The last one, in August 1603, was Ursula Gatter, a laundress from Waldkirch, who had a daughter, just under 14 years old, named Agatha.

The girl admitted that she had not only been present at witch gatherings with her mother on ten occasions, but had also renounced God and his saints and had slept with the devil on two separate occasions.

How to deal with such a case? A legal scholar at the university recommended that Agatha be kept in custody until the age of 16. Still, if the suspicion of witchcraft persisted, she should be subjected to a new, benevolent or painful inquisition through torture and, after the misdeed had been determined, the beloved iustitiam should be administered and executed.

On November 17, 1603, Pistorius told the city council that he wanted to interrogate the girl again. As a doctor and lawyer, he felt compelled to prove her confession absurd.

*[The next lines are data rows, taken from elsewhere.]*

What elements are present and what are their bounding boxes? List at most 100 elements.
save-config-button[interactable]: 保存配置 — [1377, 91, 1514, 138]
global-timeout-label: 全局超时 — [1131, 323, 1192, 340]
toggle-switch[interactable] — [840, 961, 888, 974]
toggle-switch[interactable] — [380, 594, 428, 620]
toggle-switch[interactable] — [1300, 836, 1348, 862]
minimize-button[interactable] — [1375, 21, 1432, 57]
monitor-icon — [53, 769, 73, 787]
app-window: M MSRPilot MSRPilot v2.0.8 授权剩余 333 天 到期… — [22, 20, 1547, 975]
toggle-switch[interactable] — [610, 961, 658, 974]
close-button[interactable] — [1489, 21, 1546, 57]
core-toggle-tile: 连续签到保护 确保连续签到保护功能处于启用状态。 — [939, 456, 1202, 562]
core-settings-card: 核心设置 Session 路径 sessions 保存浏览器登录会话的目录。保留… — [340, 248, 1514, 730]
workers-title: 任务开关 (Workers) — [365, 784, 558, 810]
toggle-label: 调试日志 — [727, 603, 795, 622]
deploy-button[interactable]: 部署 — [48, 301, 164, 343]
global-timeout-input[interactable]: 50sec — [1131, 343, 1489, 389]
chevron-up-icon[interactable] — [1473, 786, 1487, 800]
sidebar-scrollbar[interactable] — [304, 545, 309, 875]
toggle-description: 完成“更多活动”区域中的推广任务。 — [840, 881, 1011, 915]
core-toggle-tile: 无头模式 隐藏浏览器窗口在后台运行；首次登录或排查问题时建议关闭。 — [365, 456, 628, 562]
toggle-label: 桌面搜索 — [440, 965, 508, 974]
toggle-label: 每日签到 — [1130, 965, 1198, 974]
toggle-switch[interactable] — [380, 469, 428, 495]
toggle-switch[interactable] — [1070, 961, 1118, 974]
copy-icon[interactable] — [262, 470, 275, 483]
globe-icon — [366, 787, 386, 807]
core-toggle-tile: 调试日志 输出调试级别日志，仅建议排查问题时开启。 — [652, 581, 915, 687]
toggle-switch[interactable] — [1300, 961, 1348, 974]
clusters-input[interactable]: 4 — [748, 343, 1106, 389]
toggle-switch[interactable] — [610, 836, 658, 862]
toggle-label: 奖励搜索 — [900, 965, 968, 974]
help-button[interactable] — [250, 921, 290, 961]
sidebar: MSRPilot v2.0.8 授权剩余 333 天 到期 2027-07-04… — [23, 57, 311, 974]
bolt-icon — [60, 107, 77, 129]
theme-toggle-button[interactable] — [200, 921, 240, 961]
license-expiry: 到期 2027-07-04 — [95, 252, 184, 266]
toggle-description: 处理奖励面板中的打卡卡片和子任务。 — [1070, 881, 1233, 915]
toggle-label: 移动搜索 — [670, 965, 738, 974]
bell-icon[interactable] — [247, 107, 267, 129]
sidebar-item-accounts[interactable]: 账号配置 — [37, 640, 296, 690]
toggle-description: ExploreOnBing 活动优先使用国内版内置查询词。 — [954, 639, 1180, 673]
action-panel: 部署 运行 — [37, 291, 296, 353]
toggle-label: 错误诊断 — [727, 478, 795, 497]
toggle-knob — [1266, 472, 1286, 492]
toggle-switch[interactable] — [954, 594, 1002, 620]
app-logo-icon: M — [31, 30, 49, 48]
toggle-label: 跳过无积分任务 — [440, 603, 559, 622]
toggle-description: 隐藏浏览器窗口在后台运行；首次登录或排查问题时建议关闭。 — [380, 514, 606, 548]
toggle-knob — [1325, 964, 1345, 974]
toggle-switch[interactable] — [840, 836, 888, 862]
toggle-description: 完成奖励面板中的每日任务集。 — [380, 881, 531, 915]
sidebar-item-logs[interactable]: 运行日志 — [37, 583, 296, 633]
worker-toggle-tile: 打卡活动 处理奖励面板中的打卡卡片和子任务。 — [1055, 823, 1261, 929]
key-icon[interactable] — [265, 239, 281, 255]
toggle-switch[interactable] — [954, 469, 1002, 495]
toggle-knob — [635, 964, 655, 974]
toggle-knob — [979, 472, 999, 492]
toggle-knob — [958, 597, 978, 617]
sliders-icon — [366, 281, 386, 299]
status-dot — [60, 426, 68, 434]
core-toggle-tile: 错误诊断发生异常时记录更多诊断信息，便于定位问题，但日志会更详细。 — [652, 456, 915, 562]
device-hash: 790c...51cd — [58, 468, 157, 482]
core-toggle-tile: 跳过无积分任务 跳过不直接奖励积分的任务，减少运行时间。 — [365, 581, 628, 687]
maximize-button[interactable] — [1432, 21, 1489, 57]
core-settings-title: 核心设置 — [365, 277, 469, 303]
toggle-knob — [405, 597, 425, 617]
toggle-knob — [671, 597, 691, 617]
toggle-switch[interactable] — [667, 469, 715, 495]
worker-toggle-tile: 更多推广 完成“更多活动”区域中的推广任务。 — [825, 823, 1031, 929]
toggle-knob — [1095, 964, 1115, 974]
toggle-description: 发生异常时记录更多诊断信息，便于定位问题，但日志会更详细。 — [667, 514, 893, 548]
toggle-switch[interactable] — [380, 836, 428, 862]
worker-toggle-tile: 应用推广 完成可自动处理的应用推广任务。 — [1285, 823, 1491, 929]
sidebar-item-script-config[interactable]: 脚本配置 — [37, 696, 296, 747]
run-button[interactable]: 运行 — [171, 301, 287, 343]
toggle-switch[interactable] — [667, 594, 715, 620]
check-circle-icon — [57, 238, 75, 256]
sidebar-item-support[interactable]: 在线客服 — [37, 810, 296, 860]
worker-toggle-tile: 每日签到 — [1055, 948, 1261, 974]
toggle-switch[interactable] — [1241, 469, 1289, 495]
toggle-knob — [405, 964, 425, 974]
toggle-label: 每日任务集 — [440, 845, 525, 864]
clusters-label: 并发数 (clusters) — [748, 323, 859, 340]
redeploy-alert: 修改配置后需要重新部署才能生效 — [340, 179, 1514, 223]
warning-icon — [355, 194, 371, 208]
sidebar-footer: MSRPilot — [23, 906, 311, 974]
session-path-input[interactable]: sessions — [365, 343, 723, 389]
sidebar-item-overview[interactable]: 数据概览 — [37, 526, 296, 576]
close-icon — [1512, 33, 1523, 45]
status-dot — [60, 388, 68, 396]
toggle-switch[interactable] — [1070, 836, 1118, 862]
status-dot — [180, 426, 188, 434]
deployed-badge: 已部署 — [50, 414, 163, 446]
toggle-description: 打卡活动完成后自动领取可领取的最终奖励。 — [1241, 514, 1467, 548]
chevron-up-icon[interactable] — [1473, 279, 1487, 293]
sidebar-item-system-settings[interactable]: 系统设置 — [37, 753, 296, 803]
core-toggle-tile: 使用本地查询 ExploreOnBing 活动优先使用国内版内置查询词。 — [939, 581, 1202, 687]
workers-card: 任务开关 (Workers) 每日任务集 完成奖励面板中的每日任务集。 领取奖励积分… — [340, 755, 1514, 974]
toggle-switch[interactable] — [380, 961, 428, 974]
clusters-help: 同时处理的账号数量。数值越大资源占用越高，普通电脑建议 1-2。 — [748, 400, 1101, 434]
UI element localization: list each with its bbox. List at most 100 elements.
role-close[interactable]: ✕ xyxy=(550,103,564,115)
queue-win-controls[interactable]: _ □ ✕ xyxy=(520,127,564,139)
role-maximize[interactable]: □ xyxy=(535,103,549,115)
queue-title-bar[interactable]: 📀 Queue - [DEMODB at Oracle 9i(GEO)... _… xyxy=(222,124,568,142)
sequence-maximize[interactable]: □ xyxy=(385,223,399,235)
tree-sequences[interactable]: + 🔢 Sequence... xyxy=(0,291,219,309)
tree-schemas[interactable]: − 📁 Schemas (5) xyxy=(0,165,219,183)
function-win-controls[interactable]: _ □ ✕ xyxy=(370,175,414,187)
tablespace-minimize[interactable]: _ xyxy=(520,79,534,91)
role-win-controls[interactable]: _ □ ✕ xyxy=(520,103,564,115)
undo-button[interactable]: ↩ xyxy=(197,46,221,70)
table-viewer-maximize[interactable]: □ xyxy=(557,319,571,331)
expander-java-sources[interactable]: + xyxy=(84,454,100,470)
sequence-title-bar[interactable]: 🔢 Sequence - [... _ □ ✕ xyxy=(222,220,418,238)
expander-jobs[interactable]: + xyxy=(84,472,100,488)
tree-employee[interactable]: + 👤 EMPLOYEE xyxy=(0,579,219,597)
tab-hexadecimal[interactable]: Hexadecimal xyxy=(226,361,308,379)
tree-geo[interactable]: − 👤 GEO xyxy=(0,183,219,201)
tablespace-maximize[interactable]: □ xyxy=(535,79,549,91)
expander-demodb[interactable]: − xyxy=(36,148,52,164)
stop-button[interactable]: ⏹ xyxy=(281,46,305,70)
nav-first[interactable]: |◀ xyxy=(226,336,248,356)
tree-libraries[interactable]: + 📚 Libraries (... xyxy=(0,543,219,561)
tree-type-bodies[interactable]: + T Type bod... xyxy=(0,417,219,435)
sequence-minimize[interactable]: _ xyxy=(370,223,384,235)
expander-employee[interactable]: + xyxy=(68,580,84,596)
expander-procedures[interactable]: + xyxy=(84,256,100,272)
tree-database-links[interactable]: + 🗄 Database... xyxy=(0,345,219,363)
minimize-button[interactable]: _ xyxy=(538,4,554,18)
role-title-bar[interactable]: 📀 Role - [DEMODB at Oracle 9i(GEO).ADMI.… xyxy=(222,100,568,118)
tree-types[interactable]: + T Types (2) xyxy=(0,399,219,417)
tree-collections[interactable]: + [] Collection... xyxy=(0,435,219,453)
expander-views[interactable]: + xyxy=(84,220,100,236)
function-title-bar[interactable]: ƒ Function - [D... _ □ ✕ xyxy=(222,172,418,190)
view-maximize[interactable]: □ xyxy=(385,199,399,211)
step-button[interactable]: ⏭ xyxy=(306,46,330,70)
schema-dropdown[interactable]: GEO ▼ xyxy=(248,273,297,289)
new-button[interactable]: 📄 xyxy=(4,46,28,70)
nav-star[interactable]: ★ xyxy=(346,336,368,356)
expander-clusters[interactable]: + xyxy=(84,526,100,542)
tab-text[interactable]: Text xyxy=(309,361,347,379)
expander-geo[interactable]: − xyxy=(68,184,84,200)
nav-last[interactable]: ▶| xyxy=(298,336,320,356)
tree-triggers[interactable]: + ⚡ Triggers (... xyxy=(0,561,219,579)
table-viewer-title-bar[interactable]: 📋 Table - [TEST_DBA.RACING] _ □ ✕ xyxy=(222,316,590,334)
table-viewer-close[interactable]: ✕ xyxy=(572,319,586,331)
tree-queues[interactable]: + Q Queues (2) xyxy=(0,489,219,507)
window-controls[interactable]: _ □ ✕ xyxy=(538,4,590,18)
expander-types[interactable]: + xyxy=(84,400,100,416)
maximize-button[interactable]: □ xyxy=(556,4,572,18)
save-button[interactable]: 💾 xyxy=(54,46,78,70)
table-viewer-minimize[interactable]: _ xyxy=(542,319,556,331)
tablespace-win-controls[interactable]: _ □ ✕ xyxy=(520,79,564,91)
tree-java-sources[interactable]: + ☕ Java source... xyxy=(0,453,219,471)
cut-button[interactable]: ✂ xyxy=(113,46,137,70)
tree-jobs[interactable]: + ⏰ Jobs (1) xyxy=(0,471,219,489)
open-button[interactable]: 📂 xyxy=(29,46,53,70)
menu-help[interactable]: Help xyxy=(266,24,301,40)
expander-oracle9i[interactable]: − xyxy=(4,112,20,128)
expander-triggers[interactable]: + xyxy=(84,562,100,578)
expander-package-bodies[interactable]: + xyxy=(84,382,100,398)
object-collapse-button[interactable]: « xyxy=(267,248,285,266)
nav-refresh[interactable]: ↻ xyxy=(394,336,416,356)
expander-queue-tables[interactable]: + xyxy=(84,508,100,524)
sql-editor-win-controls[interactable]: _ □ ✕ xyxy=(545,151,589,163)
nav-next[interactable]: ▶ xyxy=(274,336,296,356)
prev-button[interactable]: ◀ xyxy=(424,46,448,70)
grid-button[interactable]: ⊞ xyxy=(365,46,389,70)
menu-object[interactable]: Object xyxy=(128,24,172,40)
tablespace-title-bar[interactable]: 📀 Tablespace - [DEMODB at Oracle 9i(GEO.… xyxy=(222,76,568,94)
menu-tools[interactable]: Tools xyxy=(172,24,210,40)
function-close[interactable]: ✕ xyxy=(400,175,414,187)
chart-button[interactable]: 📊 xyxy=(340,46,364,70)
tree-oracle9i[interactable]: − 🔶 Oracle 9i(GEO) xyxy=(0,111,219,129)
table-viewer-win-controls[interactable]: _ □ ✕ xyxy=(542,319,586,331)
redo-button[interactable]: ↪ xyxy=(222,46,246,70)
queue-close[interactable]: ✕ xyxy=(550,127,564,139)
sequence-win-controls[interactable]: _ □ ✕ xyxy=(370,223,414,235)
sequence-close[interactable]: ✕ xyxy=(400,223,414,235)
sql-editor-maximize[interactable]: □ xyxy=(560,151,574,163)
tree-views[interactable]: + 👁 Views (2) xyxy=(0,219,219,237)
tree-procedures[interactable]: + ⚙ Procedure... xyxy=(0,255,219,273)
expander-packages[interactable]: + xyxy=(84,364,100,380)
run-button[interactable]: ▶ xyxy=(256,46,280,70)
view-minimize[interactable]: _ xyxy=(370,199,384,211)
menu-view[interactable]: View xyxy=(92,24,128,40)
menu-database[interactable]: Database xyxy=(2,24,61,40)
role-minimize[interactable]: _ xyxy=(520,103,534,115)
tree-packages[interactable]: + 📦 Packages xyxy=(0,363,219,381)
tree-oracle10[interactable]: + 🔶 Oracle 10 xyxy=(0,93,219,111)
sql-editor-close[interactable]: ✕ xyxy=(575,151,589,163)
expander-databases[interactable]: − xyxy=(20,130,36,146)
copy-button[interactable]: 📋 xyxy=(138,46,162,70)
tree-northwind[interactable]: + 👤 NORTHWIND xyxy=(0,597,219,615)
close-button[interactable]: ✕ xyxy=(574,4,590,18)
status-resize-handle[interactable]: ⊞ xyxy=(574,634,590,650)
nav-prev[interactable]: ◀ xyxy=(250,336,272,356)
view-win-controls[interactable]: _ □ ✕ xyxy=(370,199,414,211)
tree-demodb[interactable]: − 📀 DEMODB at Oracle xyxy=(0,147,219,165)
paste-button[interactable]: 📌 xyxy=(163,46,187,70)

In the court reports we read, because he (Pistorius) cannot sufficiently ascertain from the girl whether she has lost her virginity and been deflowered, it is necessary, first of all, to have such matters examined by sworn midwives and women, as is customary. Once it has been determined whether she has been deflowered or not, appropriate measures must be taken.


Three days later, meanwhile, it has been learned from Mr. Keder's report that Agathe, the captive girl, has been examined and found not to have been deflowered or injured. This should be reported to Dr. Pistorio, who, with the help of the parish priest, should consider what to do with her and where she should be taken.

In the end, the girl was pardoned, the strict law set aside, and with the advice of the learned and spiritual Dr. Johann Pistory ... sent to a woman in Constantz to be brought up and educated. ... Thus she was taken away on Monday, January 12, 1604.

Pistorius' intervention had a lasting effect: in the following seven years, there were no more witch burnings in Freiburg.